Saturday, March 14, 2009

All That We Let In

I'm a huge fan of the Indigo Girls, who are, for those of you who don't know, a kind of folk-y girl duo, very acoustic and with absolutely amazing lyrics. My sister introduced them to me many years ago, just before I headed off to college, and I've been incredibly grateful ever since. Their songs have saved me so many times, in so many different ways: through heartache, confusion, depression, and so much more. I haven't been listening to much music for far too long now - so many days spent listening to The Wiggles, or Hannah Montana, and whatever's on Radio Disney. I miss really listening to good music, with good lyrics, discovering that new amazing group that makes me want to run out and buy everything they've ever done.

With that said, I've just had a lightbulb go off in my head: can anybody tell me some good music I should be listening to, but I'm not? Besides IG, I love U2, Sting, the Police...um, I can't actually think of anyone else. Aimee Mann is good, though a little dark. My musical tastes haven't really moved out of the 90s. Please comment below and tell me who I should be listening to!

Back to the purpose of this post: I was listening to the IG's album "All That We Let In" a few weeks ago and these lyrics, to the song of the same name, struck me:

The dust in our eyes our own boots kicked up
Heartsick we nurse along the way we picked up
You may not see it when it's sticking to your skin
But we're better off for all that we let in

We've lost friends and loved ones much too young
With so much promise and work left undone
When all that guards us is a single center line
And the brutal crossing over when it's time

Well I don't know where it all begins
And I don't know where it all will end
We're better off for all that we let in

One day those toughies will be withered up and bent
The father son, the holy warriors, and the president
With glory days of put up dukes for all the world to see
Beaten into submission in the name of the free

We're in an evolution I have heard it said
Everyone's so busy now, but do we move ahead
Planets hurling, atoms splitting
And a sweater for your love you sit there knitting

You see those crosses on the side of the road
Or tied with ribbons in the median
They make me grateful I can go this mile
Lay me down at night and wake me up again

Kat writes a poem and she sticks it on my truck
We don't believe in war and we don't believe in luck
The birds were calling to her, what were they saying
As the gate blew open and the tops of the trees were swaying

I pass the cemetery, walk my dog down there
I read the names in stone and I say a silent prayer
When I get home you're cooking supper on the stove
And the greatest gift of life is to know love

--Emily Saliers


That kind of sums up how I feel about Ben. I'm better off for having him. I love more, I appreciate more, and though missing him hurts like hell, I would do it all again.

2 comments:

Monica H said...

I think I'm a better person for having Sam and Jack as well but would I do it all over again???
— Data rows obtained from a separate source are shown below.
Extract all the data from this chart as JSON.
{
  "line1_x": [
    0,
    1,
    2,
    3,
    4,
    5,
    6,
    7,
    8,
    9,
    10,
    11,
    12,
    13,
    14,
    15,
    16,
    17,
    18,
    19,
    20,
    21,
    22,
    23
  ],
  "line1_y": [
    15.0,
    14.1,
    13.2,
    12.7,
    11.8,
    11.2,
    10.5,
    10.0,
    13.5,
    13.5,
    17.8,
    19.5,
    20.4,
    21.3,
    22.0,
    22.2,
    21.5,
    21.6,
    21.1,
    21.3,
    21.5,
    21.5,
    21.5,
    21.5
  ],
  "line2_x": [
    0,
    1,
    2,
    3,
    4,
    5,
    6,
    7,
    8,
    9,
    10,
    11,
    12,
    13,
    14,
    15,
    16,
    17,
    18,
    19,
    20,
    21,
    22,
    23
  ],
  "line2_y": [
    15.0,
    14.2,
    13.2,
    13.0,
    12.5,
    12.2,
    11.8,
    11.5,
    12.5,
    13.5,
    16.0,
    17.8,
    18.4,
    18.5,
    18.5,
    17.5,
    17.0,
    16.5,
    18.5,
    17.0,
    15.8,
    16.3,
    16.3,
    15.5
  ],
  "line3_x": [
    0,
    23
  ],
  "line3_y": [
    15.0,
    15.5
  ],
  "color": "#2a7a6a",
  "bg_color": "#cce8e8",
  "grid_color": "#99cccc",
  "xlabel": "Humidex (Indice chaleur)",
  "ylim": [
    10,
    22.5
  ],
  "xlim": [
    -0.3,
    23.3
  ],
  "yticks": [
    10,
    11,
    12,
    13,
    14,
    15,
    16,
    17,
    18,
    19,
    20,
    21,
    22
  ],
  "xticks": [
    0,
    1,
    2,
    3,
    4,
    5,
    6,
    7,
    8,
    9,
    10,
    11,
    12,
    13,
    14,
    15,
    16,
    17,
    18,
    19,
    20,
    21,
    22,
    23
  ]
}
You know that saying "It's better to have loved and lost than to never have loved at all" really applies here. If this was the only way for me to have known and loved them then I'd do it all over again, but to keep trying and know that the past can repeat itself is a risk. I have to take the risk but I don't want to go through this again. I just can't...
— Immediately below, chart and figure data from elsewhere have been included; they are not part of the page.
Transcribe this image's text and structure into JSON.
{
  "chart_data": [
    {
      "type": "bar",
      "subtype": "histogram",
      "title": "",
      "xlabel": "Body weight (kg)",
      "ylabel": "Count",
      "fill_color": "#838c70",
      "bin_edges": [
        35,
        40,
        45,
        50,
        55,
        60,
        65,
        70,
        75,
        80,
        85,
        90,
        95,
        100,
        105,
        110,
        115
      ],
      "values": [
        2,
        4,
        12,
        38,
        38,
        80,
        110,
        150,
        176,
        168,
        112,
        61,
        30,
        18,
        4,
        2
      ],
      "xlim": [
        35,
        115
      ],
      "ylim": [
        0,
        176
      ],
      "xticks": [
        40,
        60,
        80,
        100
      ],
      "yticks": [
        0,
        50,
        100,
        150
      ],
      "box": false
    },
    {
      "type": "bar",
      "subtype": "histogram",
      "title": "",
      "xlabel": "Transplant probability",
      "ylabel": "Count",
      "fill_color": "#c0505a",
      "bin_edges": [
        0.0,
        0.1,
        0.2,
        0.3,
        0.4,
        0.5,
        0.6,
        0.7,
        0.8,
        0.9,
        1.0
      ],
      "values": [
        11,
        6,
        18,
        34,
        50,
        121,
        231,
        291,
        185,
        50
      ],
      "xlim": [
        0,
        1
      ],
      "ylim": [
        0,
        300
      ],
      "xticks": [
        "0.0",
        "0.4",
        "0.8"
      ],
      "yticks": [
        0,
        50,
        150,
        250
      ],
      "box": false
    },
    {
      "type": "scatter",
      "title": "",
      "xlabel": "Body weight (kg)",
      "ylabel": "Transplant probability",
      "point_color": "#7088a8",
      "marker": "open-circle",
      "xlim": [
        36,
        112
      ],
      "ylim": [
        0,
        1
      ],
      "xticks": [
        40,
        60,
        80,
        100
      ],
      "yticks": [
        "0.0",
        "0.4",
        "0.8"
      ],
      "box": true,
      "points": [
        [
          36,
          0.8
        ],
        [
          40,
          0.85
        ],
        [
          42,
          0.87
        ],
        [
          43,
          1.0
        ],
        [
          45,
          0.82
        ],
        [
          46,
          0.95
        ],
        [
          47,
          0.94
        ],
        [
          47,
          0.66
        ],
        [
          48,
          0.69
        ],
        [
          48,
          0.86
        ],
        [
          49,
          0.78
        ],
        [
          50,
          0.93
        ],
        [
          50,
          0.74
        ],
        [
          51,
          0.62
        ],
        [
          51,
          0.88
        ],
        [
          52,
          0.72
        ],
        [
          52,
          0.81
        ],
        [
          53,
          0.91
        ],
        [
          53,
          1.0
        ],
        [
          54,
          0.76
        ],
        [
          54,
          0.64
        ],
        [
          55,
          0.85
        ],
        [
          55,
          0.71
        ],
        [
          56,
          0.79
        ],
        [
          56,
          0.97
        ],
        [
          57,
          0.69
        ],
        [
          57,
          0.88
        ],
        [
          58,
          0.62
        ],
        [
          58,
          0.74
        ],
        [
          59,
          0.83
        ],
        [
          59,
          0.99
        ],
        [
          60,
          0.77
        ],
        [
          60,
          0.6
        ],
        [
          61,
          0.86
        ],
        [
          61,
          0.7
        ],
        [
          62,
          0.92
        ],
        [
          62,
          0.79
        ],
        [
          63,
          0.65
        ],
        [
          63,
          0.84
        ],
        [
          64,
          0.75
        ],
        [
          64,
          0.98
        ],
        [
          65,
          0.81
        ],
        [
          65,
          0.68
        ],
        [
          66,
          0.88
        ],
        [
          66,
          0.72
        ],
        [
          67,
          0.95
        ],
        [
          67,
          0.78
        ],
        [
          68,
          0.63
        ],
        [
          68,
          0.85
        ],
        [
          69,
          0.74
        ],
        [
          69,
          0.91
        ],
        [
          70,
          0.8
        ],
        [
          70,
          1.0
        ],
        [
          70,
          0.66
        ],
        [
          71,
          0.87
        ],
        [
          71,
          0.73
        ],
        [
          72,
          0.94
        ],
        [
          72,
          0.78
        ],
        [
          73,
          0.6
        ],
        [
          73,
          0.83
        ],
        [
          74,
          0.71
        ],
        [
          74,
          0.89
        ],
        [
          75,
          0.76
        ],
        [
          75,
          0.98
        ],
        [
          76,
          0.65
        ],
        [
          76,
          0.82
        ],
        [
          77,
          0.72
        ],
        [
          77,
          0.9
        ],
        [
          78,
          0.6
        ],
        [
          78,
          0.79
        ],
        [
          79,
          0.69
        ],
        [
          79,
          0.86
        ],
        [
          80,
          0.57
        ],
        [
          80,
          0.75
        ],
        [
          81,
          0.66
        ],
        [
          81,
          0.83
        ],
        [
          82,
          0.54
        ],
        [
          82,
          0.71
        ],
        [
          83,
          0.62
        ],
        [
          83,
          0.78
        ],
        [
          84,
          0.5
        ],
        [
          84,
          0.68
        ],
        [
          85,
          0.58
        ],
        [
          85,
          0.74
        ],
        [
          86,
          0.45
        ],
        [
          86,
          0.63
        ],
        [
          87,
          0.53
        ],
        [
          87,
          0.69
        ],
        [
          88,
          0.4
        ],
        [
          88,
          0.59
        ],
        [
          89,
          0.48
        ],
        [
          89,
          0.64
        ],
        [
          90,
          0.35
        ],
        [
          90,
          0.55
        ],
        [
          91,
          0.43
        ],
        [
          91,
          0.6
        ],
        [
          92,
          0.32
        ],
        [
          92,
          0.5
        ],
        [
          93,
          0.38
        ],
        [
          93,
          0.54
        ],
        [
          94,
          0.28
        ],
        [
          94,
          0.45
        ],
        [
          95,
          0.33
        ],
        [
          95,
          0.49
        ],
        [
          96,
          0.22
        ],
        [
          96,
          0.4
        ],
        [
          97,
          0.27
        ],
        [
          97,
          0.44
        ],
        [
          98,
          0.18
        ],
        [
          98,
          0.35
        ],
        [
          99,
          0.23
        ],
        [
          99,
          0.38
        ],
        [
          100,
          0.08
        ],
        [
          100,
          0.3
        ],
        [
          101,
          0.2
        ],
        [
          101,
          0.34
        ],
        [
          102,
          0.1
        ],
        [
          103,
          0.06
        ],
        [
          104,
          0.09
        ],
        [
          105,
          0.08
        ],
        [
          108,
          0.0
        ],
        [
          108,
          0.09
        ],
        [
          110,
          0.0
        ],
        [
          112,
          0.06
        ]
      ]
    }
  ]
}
Okay, I went off on a mini tangent there. My favorite song of the moment is "Chicken Fried" from the Zac Brown Band- it's just fun and it makes me want to dance (and I DON'T dance) :-) and of course there's always James Taylor...love him!

Virginia said...

Mm. Maybe I should clarify, Monica. If it were between Ben never having existed, and having to go through what I went through, I'd choose having him, any day. I don't mean doing it all again in a future sense - those days are past for me, sadly.

I'm not sure I make sense, but I get what you're saying. One day this will be past for you, too, and you WILL be holding a baby in your arms.